On 27 April, 14 people from Stanley whom the Argentines considered "undesirable" were sent to Fox Bay and placed under house arrest for the duration of the Argentine occupation, some of whom were members of the Falkland Islands Defence Force.

Fox Bay was liberated by HMS Avenger and Royal Marines from 40 Commando on 15 June 1982 and this date is commemorated by residents as their liberation day.

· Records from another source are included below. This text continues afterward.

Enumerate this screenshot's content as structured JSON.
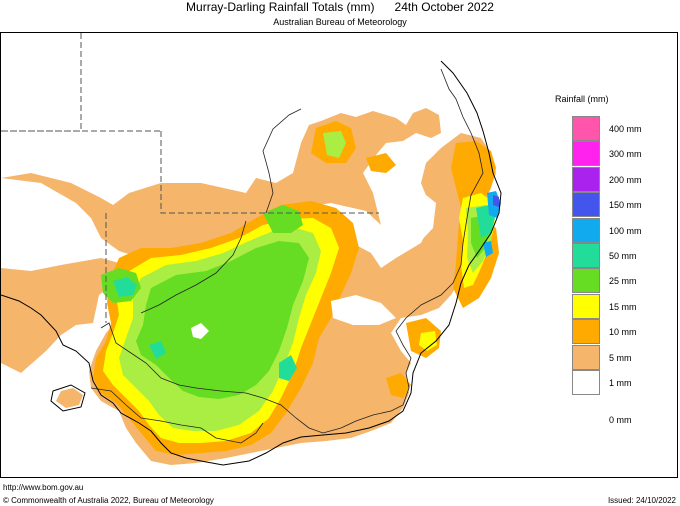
{
  "title": "Murray-Darling Rainfall Totals (mm)      24th October 2022",
  "subtitle": "Australian Bureau of Meteorology",
  "legend": {
    "title": "Rainfall (mm)",
    "items": [
      {
        "label": "400 mm",
        "color": "#ff55aa"
      },
      {
        "label": "300 mm",
        "color": "#ff22ee"
      },
      {
        "label": "200 mm",
        "color": "#aa22ee"
      },
      {
        "label": "150 mm",
        "color": "#4455ee"
      },
      {
        "label": "100 mm",
        "color": "#11aaee"
      },
      {
        "label": "50 mm",
        "color": "#22dd99"
      },
      {
        "label": "25 mm",
        "color": "#66dd22"
      },
      {
        "label": "15 mm",
        "color": "#ffff00"
      },
      {
        "label": "10 mm",
        "color": "#ffaa00"
      },
      {
        "label": "5 mm",
        "color": "#f5b56a"
      },
      {
        "label": "1 mm",
        "color": "#ffffff"
      },
      {
        "label": "0 mm",
        "color": null
      }
    ]
  },
  "footer": {
    "url": "http://www.bom.gov.au",
    "copyright": "© Commonwealth of Australia 2022, Bureau of Meteorology",
    "issued": "Issued: 24/10/2022"
  }
}
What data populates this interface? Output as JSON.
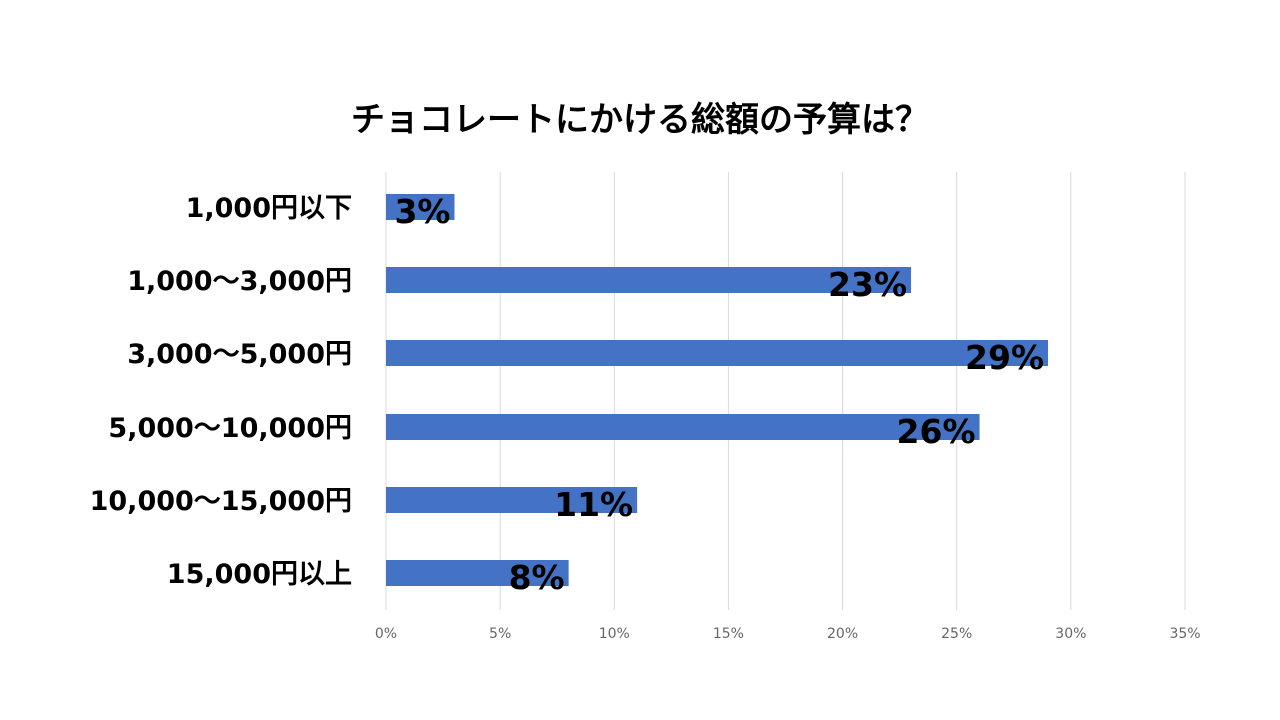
{
  "chart_data": {
    "type": "bar",
    "orientation": "horizontal",
    "title": "チョコレートにかける総額の予算は？",
    "categories": [
      "1,000円以下",
      "1,000～3,000円",
      "3,000～5,000円",
      "5,000～10,000円",
      "10,000～15,000円",
      "15,000円以上"
    ],
    "values": [
      3,
      23,
      29,
      26,
      11,
      8
    ],
    "data_labels": [
      "3%",
      "23%",
      "29%",
      "26%",
      "11%",
      "8%"
    ],
    "xlim": [
      0,
      35
    ],
    "x_ticks": [
      0,
      5,
      10,
      15,
      20,
      25,
      30,
      35
    ],
    "x_tick_labels": [
      "0%",
      "5%",
      "10%",
      "15%",
      "20%",
      "25%",
      "30%",
      "35%"
    ],
    "grid": true,
    "legend": "none",
    "bar_color": "#4472C4",
    "grid_color": "#d9d9d9"
  }
}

In 2007, a memorial was erected to mark 25 years since the British victory.

==Demining Operations==
A number of Argentine landmines were laid around Fox Bay West and many of the mine-related accidents in the Falklands occurred there.

Almost 30 years after Britain and Argentina went to war, a project was launched to rid the territory of the approximately 19,000 landmines left by Argentine troops and that BACTEC International Ltd. had been awarded the contract to clear four sites at Fox Bay, Goose Green, Sapper Hill, and Surf Bay. In early 2010, demining work started Fox Bay.

== Notable people from Fox Bay ==

- Louis Baillon, the Olympic field hockey player, was born in Fox Bay on 5 August 1881.
- George Paice, the Commonwealth Games Lawn Bowls player, was born in Fox Bay in 1941.